Montana Law provides that upon receipt of a written request from a patient to examine or copy all or part of the patient’s recorded health care information, a health care provider, as promptly as required under the circumstances but no later than 10 days after receiving the request shall:
a. Make the information available without charge during business hours.
b. Inform the patient the information does not exist or cannot be found.
c. Inform the patient that the records are maintained by a third party and where they may be obtained.
d. If there is an unusual delay, provide a clear written explanation of the reason for delay, under which circumstances the health care provider would have 21 days.
Unfortunately, most health care providers will charge for records. Montana Law allows a reasonable fee defined as $15 to search for the file and $0.50 per page copied. So you will likely have to pay for the records.
Concerning situations where a heath care provider refuses to provide the records they must justify the refusal with a clear written explanation. These circumstances include, serious harm to the patient if the records are disclosed or the records contain substantial information of confidential information concerning others.
Many people sign standard releases when they see a physician that allows the provider to disclose your records for any reason. Ask your provider if you have the option of refusing the release, except if requested by another health care provided necessary for your own treatment. Don’t sign blanket releases under any circumstances.
In Montana the legislature has recognized the widespread practice of compiling and selling health care information to insurance companies, marking companies, companies that provide background checks and any other entity who may find your personal health care information useful. In the Legislative Findings the Montana Legislature has recognized wrongful “exchange of health care information from automated data banks” across State lines. Privacy of medical records has also been determined a Montana constitutional right under the Montana Constitution’s Right to Privacy provisions.

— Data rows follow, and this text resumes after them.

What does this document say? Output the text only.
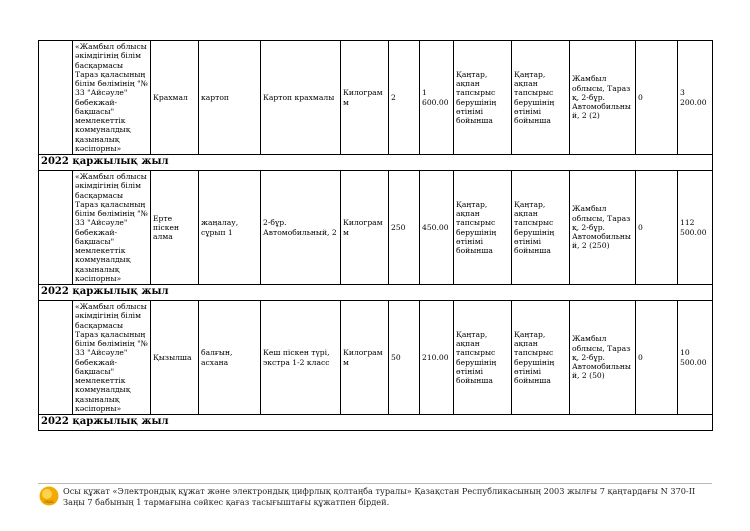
	«Жамбыл облысы әкімдігінің білім басқармасы Тараз қаласының білім бөлімінің "№ 33 "Айсәуле" бөбекжай-бақшасы" мемлекеттік коммуналдық қазыналық кәсіпорны»	Крахмал	картоп	Картоп крахмалы	Килограмм	2	1 600.00	Қаңтар, ақпан тапсырыс берушінің өтінімі бойынша	Қаңтар, ақпан тапсырыс берушінің өтінімі бойынша	Жамбыл облысы, Тараз қ, 2-бұр. Автомобильный, 2 (2)	0	3 200.00
2022 қаржылық жыл												
	«Жамбыл облысы әкімдігінің білім басқармасы Тараз қаласының білім бөлімінің "№ 33 "Айсәуле" бөбекжай-бақшасы" мемлекеттік коммуналдық қазыналық кәсіпорны»	Ерте піскен алма	жаңалау, сұрып 1	2-бұр. Автомобильный, 2	Килограмм	250	450.00	Қаңтар, ақпан тапсырыс берушінің өтінімі бойынша	Қаңтар, ақпан тапсырыс берушінің өтінімі бойынша	Жамбыл облысы, Тараз қ, 2-бұр. Автомобильный, 2 (250)	0	112 500.00
2022 қаржылық жыл												
	«Жамбыл облысы әкімдігінің білім басқармасы Тараз қаласының білім бөлімінің "№ 33 "Айсәуле" бөбекжай-бақшасы" мемлекеттік коммуналдық қазыналық кәсіпорны»	Қызылша	балғын, асхана	Кеш піскен түрі, экстра 1-2 класс	Килограмм	50	210.00	Қаңтар, ақпан тапсырыс берушінің өтінімі бойынша	Қаңтар, ақпан тапсырыс берушінің өтінімі бойынша	Жамбыл облысы, Тараз қ, 2-бұр. Автомобильный, 2 (50)	0	10 500.00
2022 қаржылық жыл												
ЭҚАБ
Осы құжат «Электрондық құжат және электрондық цифрлық қолтаңба туралы» Қазақстан Республикасының 2003 жылғы 7 қаңтардағы N 370-II Заңы 7 бабының 1 тармағына сәйкес қағаз тасығыштағы құжатпен бірдей.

If your rights are being violated, you should lodge a Complaint with the Montana Attorney General who can investigate, order release of records and impose fines. You may also file a complaint with the District Court where you live. The Court may order disclosure to you, enjoin wrongful health care dissemination, and award damages to you up to $5,000.00.
In conclusion, when you seek medical treatment ask what the health care provider’s policy is on access to medical records and release of your medical information. Be persistent and demand explanations in writing. This will usually result in access to your medical records. The records are owned by you. Assert your rights.